An der ESG-Implementierung der von Morningstar abgedeckten ESG-fokussierten Fonds des Unternehmens sei zu diesem Zeitpunkt nichts auffällig. Diese werden nach den DWS-eigenen ESG-Standards verwaltet mit Ausschlusskriterien auf Grundlage externer ESG-Ratings, CO2-Ratings und Compliance-Normen. Morningstar belässt die Ratings der Fonds, die von uns abgedeckt werden - ESG Dynamic Opportunities, DWS Invest ESG Equity Income and DWS Invest ESG Euro Bonds (Short) - daher zunächst unverändert und beobachtet die Situation weiter.
Stefan Hoops wird neuer DWS-Chef
Seitens der DWS hieß es lapidar, man habe mit den Regulierern und öffentlichen Einrichtungen immer zusammengearbeitet.

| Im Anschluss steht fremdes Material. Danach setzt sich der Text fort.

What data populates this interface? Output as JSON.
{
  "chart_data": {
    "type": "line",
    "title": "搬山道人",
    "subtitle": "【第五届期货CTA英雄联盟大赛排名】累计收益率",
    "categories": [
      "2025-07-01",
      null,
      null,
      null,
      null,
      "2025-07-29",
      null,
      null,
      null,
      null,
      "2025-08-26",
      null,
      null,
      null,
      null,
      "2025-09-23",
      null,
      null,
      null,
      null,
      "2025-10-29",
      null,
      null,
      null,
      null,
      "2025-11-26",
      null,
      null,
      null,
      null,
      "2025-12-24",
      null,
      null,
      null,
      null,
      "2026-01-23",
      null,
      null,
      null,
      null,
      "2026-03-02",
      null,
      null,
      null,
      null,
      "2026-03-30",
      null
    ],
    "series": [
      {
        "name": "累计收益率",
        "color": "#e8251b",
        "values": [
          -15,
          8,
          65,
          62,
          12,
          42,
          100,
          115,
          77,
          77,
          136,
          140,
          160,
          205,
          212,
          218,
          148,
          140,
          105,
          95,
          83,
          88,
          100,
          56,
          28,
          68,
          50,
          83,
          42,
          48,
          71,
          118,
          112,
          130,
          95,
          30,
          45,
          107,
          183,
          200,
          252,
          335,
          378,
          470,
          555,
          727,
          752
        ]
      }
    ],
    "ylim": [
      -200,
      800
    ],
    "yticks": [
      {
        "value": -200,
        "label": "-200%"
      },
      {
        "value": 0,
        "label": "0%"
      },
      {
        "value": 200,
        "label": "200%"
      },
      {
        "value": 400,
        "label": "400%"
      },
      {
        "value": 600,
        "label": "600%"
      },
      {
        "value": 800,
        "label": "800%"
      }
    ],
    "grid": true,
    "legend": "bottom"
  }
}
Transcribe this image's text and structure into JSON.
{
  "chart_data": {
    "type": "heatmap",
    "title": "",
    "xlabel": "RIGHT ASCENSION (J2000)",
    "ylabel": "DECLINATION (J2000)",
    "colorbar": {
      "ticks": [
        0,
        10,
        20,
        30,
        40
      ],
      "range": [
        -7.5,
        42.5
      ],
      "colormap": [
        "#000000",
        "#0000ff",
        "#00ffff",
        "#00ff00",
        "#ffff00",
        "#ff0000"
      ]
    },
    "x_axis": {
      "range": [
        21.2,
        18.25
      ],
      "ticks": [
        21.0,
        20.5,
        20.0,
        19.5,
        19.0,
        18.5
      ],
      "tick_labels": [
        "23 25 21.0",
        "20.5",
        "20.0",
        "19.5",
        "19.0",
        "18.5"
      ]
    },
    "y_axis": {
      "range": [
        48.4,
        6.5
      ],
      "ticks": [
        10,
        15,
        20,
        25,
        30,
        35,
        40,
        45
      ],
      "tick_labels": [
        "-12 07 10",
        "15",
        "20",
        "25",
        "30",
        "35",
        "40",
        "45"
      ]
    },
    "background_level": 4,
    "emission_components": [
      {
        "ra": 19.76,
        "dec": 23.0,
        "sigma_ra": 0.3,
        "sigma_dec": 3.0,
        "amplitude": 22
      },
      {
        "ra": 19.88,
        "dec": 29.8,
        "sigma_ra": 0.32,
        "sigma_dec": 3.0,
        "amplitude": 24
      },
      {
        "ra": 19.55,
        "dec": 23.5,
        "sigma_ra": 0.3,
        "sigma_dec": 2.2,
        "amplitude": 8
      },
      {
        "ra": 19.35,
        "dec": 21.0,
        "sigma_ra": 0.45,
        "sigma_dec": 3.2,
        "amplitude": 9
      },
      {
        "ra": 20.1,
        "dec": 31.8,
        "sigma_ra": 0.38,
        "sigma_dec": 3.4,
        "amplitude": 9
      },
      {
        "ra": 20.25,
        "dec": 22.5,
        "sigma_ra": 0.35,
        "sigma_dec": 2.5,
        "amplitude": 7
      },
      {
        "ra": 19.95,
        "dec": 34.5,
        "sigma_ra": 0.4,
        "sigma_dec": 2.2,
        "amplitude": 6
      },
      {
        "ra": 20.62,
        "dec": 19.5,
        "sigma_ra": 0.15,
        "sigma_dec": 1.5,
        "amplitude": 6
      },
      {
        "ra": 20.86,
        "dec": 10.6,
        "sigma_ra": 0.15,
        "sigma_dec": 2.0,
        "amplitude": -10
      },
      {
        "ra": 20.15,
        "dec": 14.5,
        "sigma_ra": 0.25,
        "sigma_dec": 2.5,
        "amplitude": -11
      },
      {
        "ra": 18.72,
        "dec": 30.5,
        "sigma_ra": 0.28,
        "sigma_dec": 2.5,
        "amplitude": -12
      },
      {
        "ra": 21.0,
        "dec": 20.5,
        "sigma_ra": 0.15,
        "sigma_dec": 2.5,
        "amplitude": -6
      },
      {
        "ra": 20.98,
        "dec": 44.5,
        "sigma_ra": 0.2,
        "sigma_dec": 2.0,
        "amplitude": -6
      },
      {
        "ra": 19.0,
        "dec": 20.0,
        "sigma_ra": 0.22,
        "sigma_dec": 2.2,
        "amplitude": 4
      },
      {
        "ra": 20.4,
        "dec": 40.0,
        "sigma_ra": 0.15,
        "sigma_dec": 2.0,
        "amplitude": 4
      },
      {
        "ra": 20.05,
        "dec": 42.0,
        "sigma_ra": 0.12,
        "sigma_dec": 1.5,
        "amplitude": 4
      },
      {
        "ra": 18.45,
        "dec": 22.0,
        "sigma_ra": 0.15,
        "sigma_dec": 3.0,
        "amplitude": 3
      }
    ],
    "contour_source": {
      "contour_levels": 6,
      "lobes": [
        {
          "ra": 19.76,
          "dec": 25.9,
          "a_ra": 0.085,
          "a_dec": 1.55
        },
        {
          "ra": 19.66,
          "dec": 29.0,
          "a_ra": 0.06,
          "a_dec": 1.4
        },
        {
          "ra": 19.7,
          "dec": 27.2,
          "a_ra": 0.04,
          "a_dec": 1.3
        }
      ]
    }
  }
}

Die Untersuchungen richten sich demnach an „unbekannte Beschäftigte“ in Verbindung mit Greenwashing-Anschuldigungen.
Eine Konsequenz ziehen die Frankfurter jedoch: Neuer Chef wird zum 10. Juni Stefan Hoops, der bisherige Leiter der Corporate Bank.

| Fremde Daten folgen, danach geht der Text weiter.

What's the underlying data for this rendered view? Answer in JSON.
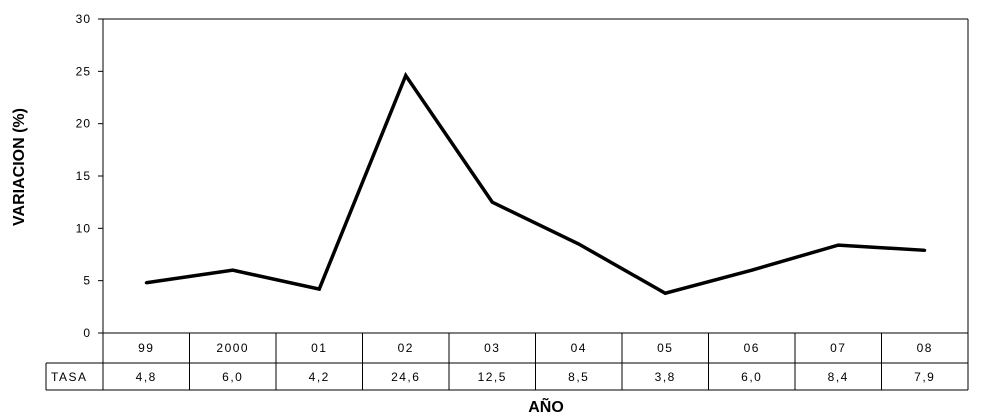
{
  "chart_data": {
    "type": "line",
    "categories": [
      "99",
      "2000",
      "01",
      "02",
      "03",
      "04",
      "05",
      "06",
      "07",
      "08"
    ],
    "series": [
      {
        "name": "TASA",
        "values": [
          4.8,
          6.0,
          4.2,
          24.6,
          12.5,
          8.5,
          3.8,
          6.0,
          8.4,
          7.9
        ]
      }
    ],
    "table": {
      "row_label": "TASA",
      "values": [
        "4,8",
        "6,0",
        "4,2",
        "24,6",
        "12,5",
        "8,5",
        "3,8",
        "6,0",
        "8,4",
        "7,9"
      ]
    },
    "title": "",
    "xlabel": "AÑO",
    "ylabel": "VARIACION (%)",
    "ylim": [
      0,
      30
    ],
    "yticks": [
      0,
      5,
      10,
      15,
      20,
      25,
      30
    ],
    "ytick_labels": [
      "0",
      "5",
      "10",
      "15",
      "20",
      "25",
      "30"
    ],
    "grid": false,
    "line_color": "#000000"
  }
}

Wöhrmann war ohnehin nicht unumstritten. Da war seine enge Verbindung zu Daniel Wruck, einem Frankfurter Geschäftsmann, in dessen Firmen DWS und Deutsche Bank vor allem auf Drängen Wöhrmanns investierten. Hierzu kommunizierte Wöhrmann teils von einem privaten E-Mail-Konto, ein Compliance-Verstoß. Und er bat Wruck, ihm einen Porsche Panamera zu kaufen, wofür er ihm privat 160.000 Euro überwies. Letzteres brachte den beiden den Verdacht der Geldwäsche ein.

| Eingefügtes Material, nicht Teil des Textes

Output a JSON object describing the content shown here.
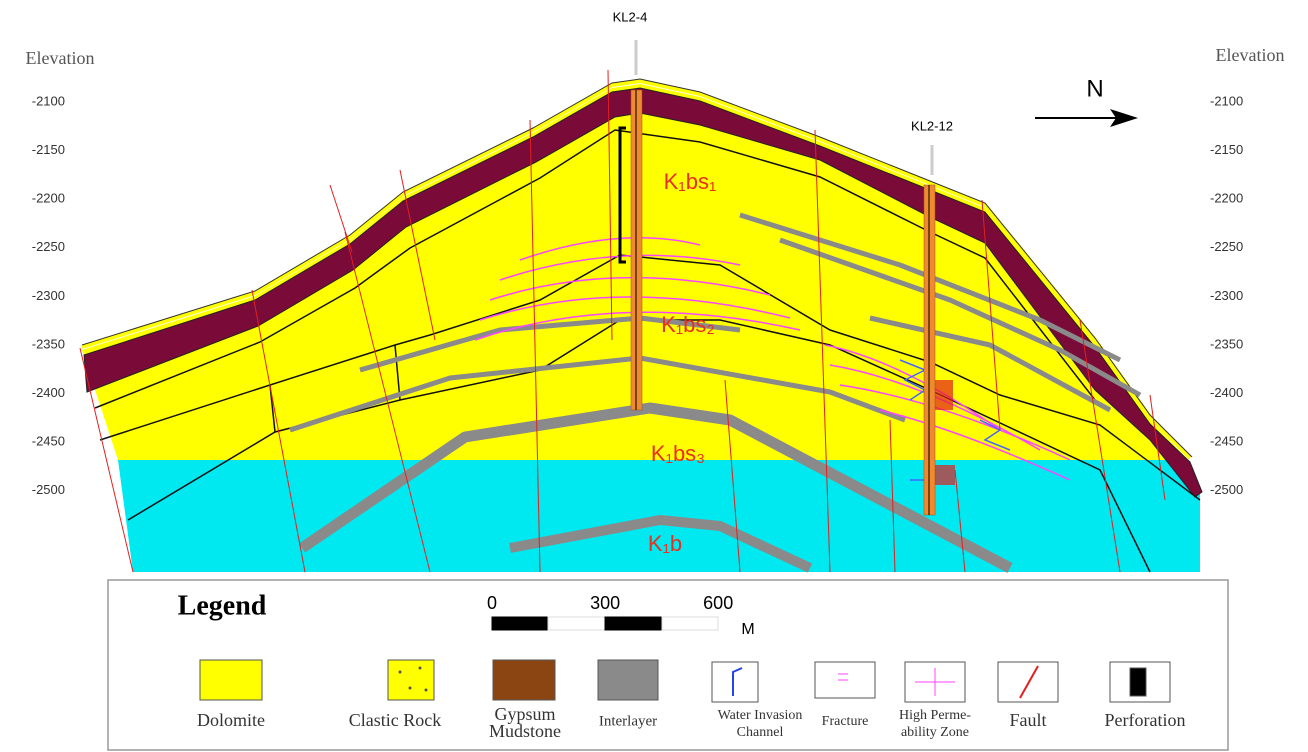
{
  "wells": [
    {
      "label": "KL2-4"
    },
    {
      "label": "KL2-12"
    }
  ],
  "left_axis": {
    "title": "Elevation",
    "ticks": [
      -2100,
      -2150,
      -2200,
      -2250,
      -2300,
      -2350,
      -2400,
      -2450,
      -2500
    ]
  },
  "right_axis": {
    "title": "Elevation",
    "ticks": [
      -2100,
      -2150,
      -2200,
      -2250,
      -2300,
      -2350,
      -2400,
      -2450,
      -2500
    ]
  },
  "north": "N",
  "layers": [
    "K₁bs₁",
    "K₁bs₂",
    "K₁bs₃",
    "K₁b"
  ],
  "legend": {
    "title": "Legend",
    "scale": {
      "ticks": [
        0,
        300,
        600
      ],
      "unit": "M"
    },
    "items": [
      [
        "Dolomite"
      ],
      [
        "Clastic Rock"
      ],
      [
        "Gypsum",
        "Mudstone"
      ],
      [
        "Interlayer"
      ],
      [
        "Water Invasion",
        "Channel"
      ],
      [
        "Fracture"
      ],
      [
        "High Perme-",
        "ability Zone"
      ],
      [
        "Fault"
      ],
      [
        "Perforation"
      ]
    ]
  }
}
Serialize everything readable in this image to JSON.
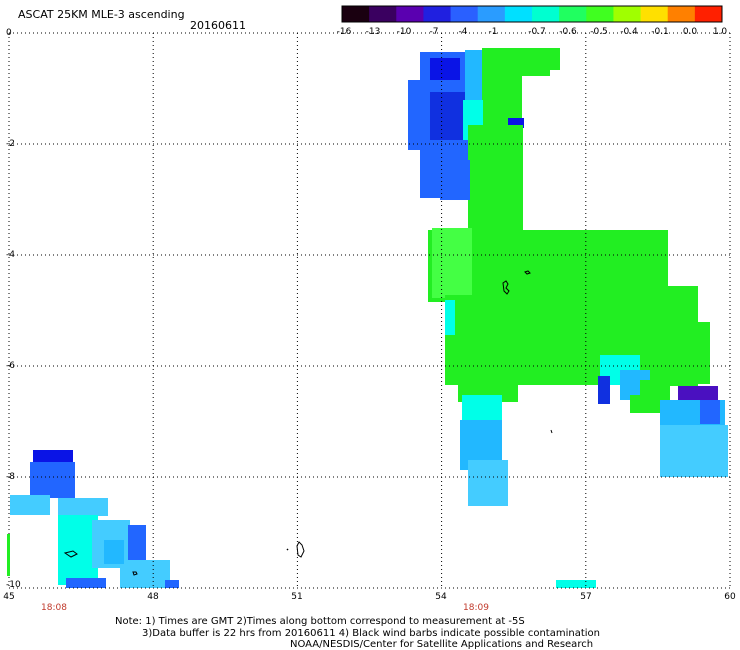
{
  "title": "ASCAT 25KM MLE-3 ascending",
  "date": "20160611",
  "colorbar": {
    "labels": [
      "-16",
      "-13",
      "-10",
      "-7",
      "-4",
      "-1",
      "-0.7",
      "-0.6",
      "-0.5",
      "-0.4",
      "-0.1",
      "0.0",
      "1.0"
    ],
    "colors": [
      "#1a0010",
      "#3a0060",
      "#5a00b0",
      "#2020e0",
      "#2a60ff",
      "#2a9cff",
      "#00e0ff",
      "#00ffd0",
      "#20ff60",
      "#40ff20",
      "#a0ff00",
      "#ffe000",
      "#ff8000",
      "#ff2000"
    ]
  },
  "axes": {
    "x_ticks": [
      "45",
      "48",
      "51",
      "54",
      "57",
      "60"
    ],
    "y_ticks": [
      "0",
      "-2",
      "-4",
      "-6",
      "-8",
      "-10"
    ],
    "x_range": [
      45,
      60
    ],
    "y_range": [
      -10,
      0
    ]
  },
  "times": [
    {
      "label": "18:08",
      "lon": 45.9
    },
    {
      "label": "18:09",
      "lon": 55.6
    }
  ],
  "notes": {
    "line1": "Note: 1) Times are GMT 2)Times along bottom correspond to measurement at -5S",
    "line2": "3)Data buffer is 22 hrs from 20160611 4) Black wind barbs indicate possible contamination",
    "line3": "NOAA/NESDIS/Center for Satellite Applications and Research"
  },
  "colors": {
    "green": "#22ee22",
    "light_green": "#44ff44",
    "cyan": "#00ffe8",
    "sky": "#22b8ff",
    "light_sky": "#44ccff",
    "blue": "#2266ff",
    "dark_blue": "#1030e0",
    "navy": "#0a14e6",
    "purple": "#4a10c0"
  }
}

Die DWS-Aktionäre zeigten sich in jedem Fall alles andere als begeistert von den jüngsten Entwicklungen.
Quelle: Morningstar
Ein Rückschlag für die ganze Branche?
Ob es noch andere Fälle wie die DWS gibt, bleibt dahingestellt. BNY Mellon Investment Adviser hat gerade einen Vergleich mit der SEC geschlossen und erklärte sich bereit, eine Geldbuße in Höhe von 1,5 Millionen US-Dollar zu zahlen. In dem Fall ging es um „wesentliche falsche Angaben und Auslassungen" - lesen Sie mehr zu dem Fall im aktuellen Analystenkommentar.
In jedem Fall ist Greenwashing ein viel diskutiertes Problem in der Branche - auch deshalb, weil es noch keinen wirklichen Konsens gibt, was nun ESG ist und was nicht.
"Greenwashing ist ein Problem der ESG-Branche, welches Untersuchung benötigt, allerdings scheint der Fall der DWS extrem zu sein. Ich glaube nicht, dass diese Affäre alle ESG-Produkte in Frage stellt, allerdings wird sie die Diskussion sowohl öffentlich als auch zwischen Anbietern und den Aufsichten verschärfen. Auf lange Sicht ist das sicherlich ein positiver Schritt für die Branche", sagt Niklas Kammer, Equity-Analyst bei Morningstar.
Nach Einschätzung des Morningstar-Analysten scheint der DWS-Fall allerdings extrem zu sein. Es lässt sich aber dennoch vermuten, dass nun auch in anderen Häusern Prospekte noch einmal gründlich studiert werden.